Brainwashing: la fine del libero arbitrio
In carcere il giovane si comporta civilmente e, grazie alla sua buona condotta, ottiene dopo due anni la possibilità di essere sottoposto a una terapia sperimentale promossa dal Governo, la cura Ludovico, in grado di redimere qualsiasi malvivente in soli quindici giorni per poi rilasciarlo. Allettato da questa prospettiva, Alex accetta di prestarsi come cavia: nulla sarà più come prima. Portato in un centro medico, qui viene sottoposto alla visione forzata di immagini e filmati di violenza e degenerazione: con le palpebre mantenute spalancate da appositi divaricatori e con la somministrazione di farmaci che provocano nausea e disgusto, il trattamento si rivela una tortura disumana. Ad accrescere ulteriormente le sofferenze del giovane è l’accompagnamento sonoro dei lungometraggi, quella stessa musica classica che tanto adorava e che ora non riesce più ad ascoltare senza restarne profondamente disgustato.
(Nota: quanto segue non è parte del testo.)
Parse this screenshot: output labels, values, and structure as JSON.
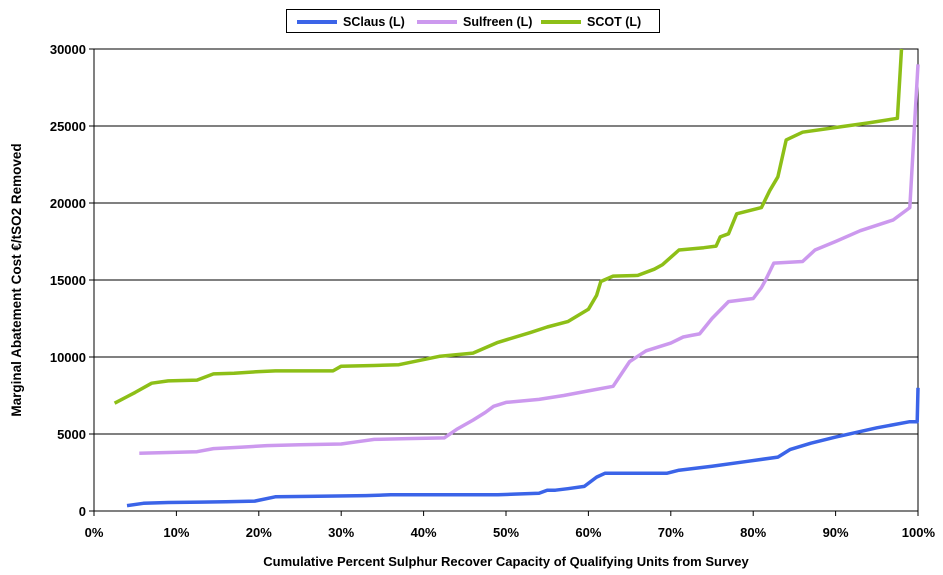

Il modello rieducativo della cura Ludovico non è altro che l’induzione di una insopportabile repulsione fisica, bieca privazione del libero arbitrio, nei confronti del male: d’ora in avanti Alex non sceglierà il bene per attitudine ma perché la paura del dolore lo frenerà dal compiere azioni criminose. Così riformato, dopo due settimane di terapia, l’uomo crudele e sanguinario si è trasformato in un tenero agnellino. Da amorale carnefice a vittima imbelle: il rientro in società dell’ex capo dei Drughi è quanto di più beffardo e crudele gli potesse accadere. I ruoli si sono completamente rovesciati e chiunque avesse subito le sue vessazioni ora è in cerca di vendetta per i torti passati: l’impossibilità di difendersi e di reagire rendono la sua vita un inferno e, a tal punto esasperato, il giovane sceglie la via del suicidio, gettandosi dalla finestra.
È tempo di bilanci
Risvegliatosi in un letto d’ospedale dopo il coma, Alex si rende ben presto conto di come qualcosa sia cambiato in lui. La rovinosa caduta ha azzerato gli effetti della cura Ludovico e il pensiero di compiere il male è tornato a essere una fonte di piacere. Il gesto estremo del ragazzo, tuttavia, ha profondamente scosso l’opinione pubblica, con il Governo accusato dalla stampa di aver esercitato metodi coercitivi nella procedura di rieducazione. Da questo scandalo il giovane trae il massimo del profitto: il Segretario per gli affari interni, in cambio della collaborazione di Alex, acconsente alla sua nomina a capo della polizia. Una posizione che gli consentirà di perpetrare le sue sevizie in piena legalità, senza più alcuna preoccupazione di carattere penale.
Quindi, a conti fatti, chi è il vero cattivo di questa vicenda? È maggiormente degna di condanna la propensione al male del ragazzo, scelta deliberata e consapevole, o la società che, pur di omologare i suoi figli e farli vivere in uno stato di quiete imperturbabile, non esita a operare lobotomie in grado di annullare il raziocinio umano? Ai posteri l’ardua sentenza.